Johnny ganhou a bolsa. “Está tudo bem, filho”, disseram os pais, “Todo mundo faz isso.” Johnny, flagrado colando, foi expulso da sala, e voltou para casa cabisbaixo. “Como você pôde fazer isso com sua mãe e comigo?”, disse o pai. “Você nunca aprendeu essas coisas em casa.” O tio e a tia ficaram também chocados.

Se há uma coisa que o mundo adulto não pode tolerar, é um garoto que cola nos exames...’

 

Meus queridos é aí que me refiro sempre...


O texto acima ilustra, perfeitamente, o quanto transigimos, muitas vezes sem avaliar a dimensão dos resultados de nossas ações. Costumo dizer que nossos exemplos, se imortalizam de alguma forma, em nossas crianças e jovens. O que observamos hoje tanto na mídia escrita quanto na falada é a propagação e inversão de falsos valores. É a escalada da corrupção, grandes crimes, autoridades descomprometidas com o crescimento da sociedade, o fortalecimento do egoísmo e a obtenção de vantagens sobre terceiros, guerras... etc. Mas quando vejo isso, faço uma reflexão pedagógica e me questiono: É isso que quero ver no futuro? É isso que quero que meus jovens propaguem?(Pausa para reflexão – citando o amigo Rui Palmela).

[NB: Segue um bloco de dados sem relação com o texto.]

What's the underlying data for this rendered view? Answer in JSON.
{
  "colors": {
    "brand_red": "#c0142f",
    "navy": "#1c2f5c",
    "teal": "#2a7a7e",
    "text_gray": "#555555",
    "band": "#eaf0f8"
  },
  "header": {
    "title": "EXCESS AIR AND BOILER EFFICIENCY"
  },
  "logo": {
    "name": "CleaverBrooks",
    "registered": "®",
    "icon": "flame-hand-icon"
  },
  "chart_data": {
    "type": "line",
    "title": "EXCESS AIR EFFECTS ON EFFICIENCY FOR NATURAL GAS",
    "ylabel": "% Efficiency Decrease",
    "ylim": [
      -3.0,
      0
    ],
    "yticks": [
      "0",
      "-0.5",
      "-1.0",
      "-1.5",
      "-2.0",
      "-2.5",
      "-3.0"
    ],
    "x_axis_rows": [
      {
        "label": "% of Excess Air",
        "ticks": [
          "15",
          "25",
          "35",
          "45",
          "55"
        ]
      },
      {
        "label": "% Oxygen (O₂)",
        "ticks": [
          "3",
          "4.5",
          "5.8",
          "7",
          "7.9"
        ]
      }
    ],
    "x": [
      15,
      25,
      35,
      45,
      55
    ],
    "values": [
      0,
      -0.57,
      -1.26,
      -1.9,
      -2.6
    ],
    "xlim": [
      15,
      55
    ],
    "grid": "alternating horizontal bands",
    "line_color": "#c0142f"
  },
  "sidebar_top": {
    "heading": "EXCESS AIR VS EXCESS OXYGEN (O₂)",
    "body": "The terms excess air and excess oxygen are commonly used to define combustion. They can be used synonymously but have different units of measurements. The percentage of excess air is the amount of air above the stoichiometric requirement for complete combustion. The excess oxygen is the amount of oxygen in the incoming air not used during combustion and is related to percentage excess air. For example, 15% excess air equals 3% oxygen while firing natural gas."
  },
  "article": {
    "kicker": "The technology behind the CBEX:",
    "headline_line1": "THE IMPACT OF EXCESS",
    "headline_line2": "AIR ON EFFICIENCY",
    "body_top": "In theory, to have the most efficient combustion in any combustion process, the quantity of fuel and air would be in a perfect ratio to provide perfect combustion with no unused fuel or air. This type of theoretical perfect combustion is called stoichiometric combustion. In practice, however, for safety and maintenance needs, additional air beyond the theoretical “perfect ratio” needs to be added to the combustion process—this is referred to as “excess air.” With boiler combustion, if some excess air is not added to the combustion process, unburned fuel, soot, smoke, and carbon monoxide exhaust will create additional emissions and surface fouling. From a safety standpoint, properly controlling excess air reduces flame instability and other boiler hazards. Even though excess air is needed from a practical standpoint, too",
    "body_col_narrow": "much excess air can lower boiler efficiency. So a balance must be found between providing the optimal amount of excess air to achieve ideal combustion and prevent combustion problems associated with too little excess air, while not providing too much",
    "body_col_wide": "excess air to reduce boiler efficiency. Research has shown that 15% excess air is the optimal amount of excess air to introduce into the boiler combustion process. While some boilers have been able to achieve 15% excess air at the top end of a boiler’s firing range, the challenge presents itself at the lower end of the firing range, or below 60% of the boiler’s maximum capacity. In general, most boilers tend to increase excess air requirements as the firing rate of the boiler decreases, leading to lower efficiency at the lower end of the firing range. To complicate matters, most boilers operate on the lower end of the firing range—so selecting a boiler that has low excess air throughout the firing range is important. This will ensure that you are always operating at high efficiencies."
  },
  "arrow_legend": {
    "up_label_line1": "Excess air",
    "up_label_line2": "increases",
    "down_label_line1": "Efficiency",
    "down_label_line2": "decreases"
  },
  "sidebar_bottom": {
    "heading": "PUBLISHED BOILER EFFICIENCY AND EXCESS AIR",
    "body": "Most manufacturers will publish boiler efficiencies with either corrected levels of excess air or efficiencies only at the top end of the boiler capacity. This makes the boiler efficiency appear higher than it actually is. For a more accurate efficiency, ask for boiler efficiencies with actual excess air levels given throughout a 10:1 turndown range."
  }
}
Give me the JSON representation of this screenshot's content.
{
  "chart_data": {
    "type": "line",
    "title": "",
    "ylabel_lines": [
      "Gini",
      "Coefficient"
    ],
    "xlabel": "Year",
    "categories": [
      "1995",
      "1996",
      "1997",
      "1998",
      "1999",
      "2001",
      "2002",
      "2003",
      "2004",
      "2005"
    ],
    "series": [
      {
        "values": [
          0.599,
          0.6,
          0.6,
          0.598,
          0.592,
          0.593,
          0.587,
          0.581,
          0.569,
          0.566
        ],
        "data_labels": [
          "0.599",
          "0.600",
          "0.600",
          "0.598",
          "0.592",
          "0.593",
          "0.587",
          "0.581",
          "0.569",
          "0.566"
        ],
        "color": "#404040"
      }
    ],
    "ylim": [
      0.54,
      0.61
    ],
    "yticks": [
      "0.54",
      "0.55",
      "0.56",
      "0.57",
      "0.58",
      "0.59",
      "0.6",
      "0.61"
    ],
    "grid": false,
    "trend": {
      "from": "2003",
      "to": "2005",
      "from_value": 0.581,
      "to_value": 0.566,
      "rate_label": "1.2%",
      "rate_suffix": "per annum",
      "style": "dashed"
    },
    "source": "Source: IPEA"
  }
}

Porém, quando entro em minha sala de aula, tenho plena convicção que a resposta aos meus questionamentos é NÃO! Olho para aqueles ‘olhinhos’ sedentos por conhecimento e busco de todas as formas me imortalizar com exemplo de compromisso com o futuro. Afinal eles, os alunos, são minhas ‘sementes’ do amanhã... E de alguma forma, são eles que terão a missão de consertar essa ‘bagunça’ em que se encontra nossa esfera... Se for para se imortalizar, que seja no amor, no respeito, na generosidade, na gratidão, na alegria, no altruísmo...


Pessoal, encerro essa publicação com um texto bem interessante de Dorothy Law Nolte, e deixo dois vídeos para a reflexão do tema. E nunca esqueçamos do velho adágio popular: ‘UM EXEMPLO, VALE MAIS QUE MIL PALAVRAS.’


BjoOo grande a todos,


Paz, sempre Paz


Profª Jeana Andréa

 

Crianças aprendem com a experiência


Se a criança convive com a censura,

ela aprende a condenar.

Se a criança convive com a hostilidade,

ela aprende a brigar.

Se a criança convive com o escárnio,

ela aprende a ser tímida.

Se a criança convive com a vergonha,

ela aprende a sentir-se culpada.

Se a criança convive com a tolerância,

ela aprende a ser paciente.

Se a criança convive com o encorajamento,

ela aprende a ser confiante.

Se a criança convive com o elogio,

ela aprende a apreciar.

Se a criança convive com a integridade,

ela aprende a justiça.

Se a criança convive com a segurança,

ela aprende a ter fé.

Se a criança convive com a aprovação,

ela aprende a gostar de si mesma. Se a criança convive com a aceitação e a amizade,

ela aprende a encontrar amor no mundo.